Amadou Sadjo Diallo Jeudi, 14 Juillet 2016 13:59
L'opposition s'est finalement résolue à organiser des manifestations de rue, pour protester contre la mauvaise gouvernance qu'elle reproche au président Alpha Condé, dans la conduite des affaires de l'État. Pour calmer les esprits, le Premier ministre Mamady Youla, invite les opposants à dialoguer. Sauf que ceux-ci, désabusés qu'ils sont, ne semblent pas prêter attention à ces donneurs de billevesées.
La rencontre prévue entre le gouvernement et l'opposition républicaine pour ce jeudi, à la demande du Premier Ministre Mamady Youla, pourrait ne pas avoir lieu. C'est le moins qu'on puisse écrire, car au moment où nous allions sous presse, l'opposition avait fait comprendre à travers son porte-parole, qu'elle n'était pas prédisposée à assister à cette rencontre. Vu qu'elle devait tenir une conférence de presse pour ce jeudi même à la Maison de la presse. Aboubacar Sylla, qui s'est confié à la presse, avait mis cette occasion à profit pour relever le caractère « discourtois » du courrier du gouvernement, qui leur a été adressé. Il a déploré le fait que l'administration Condé met tout en œuvre pour faire croire à l'opinion que l'opposition refuse le dialogue, alors que ce n'est pas ça. Sinon, à son avis, « une délégation devait être envoyée aux partis politiques pour convenir d'abord d'une date et d'un certain nombre de points à inscrire à l'ordre du jour avant d'appeler à un dialogue ».
Le porte-parole de l'opposition a indiqué que la conférence de presse prévue ce jeudi allait être une occasion pour l'opposition républicaine d'annoncer les dates pour le démarrage d'une série de manifestations politiques, qui vont se dérouler dans la capitale et dans les villes intérieures.
À propos de ces manifestations, l'honorable Sylla avait tenu à expliquer de manière très claire les raisons de ces actions de désobéissance civile, à l'issue de la plénière de l'opposition qui s'est déroulée le lundi dernier. « Nous allons commencer par une marche et nous allons faire précéder cette marche d'à peu près une quinzaine de jours d'une campagne de sensibilisation et de meetings que nous allons tenir dans les différentes communes sur les motifs de cette manifestation », a-t-il souligné.
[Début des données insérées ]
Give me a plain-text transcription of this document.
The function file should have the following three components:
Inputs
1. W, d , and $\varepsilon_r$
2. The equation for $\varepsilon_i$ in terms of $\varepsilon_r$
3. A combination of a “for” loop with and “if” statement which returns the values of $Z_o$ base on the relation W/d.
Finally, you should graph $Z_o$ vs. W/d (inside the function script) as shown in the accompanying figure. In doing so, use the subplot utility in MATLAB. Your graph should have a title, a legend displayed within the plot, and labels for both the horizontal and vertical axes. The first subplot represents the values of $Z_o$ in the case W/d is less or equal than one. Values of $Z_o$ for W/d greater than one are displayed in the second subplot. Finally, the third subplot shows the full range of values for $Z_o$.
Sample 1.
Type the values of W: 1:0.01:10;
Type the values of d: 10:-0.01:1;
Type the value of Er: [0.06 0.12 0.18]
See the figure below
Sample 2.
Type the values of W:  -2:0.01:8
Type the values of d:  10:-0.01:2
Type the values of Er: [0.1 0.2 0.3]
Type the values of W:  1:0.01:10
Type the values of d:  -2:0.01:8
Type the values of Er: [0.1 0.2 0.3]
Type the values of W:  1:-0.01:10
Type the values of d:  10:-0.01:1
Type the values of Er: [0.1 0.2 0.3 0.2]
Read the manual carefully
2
Ajoutant qu'il « ne s'agit pas d'une manifestation dont le but est d'attirer l'attention exclusivement sur des questions politiques ou des questions électorales. Il s'agit d'une manifestation destinée à montrer à la communauté nationale et internationale le rejet du peuple de Guinée de la gouvernance exercée aujourd'hui dans ce pays. Cette gouvernance qui produit du chômage, de l'injustice, l'insécurité, l'insalubrité, la cherté de la vie, les inégalités sociales. Donc nous allons nous battre pour que tout ceci cesse dans ce pays. Nous allons commencer à le faire à travers ces manifestations », avait martelé l'opposant.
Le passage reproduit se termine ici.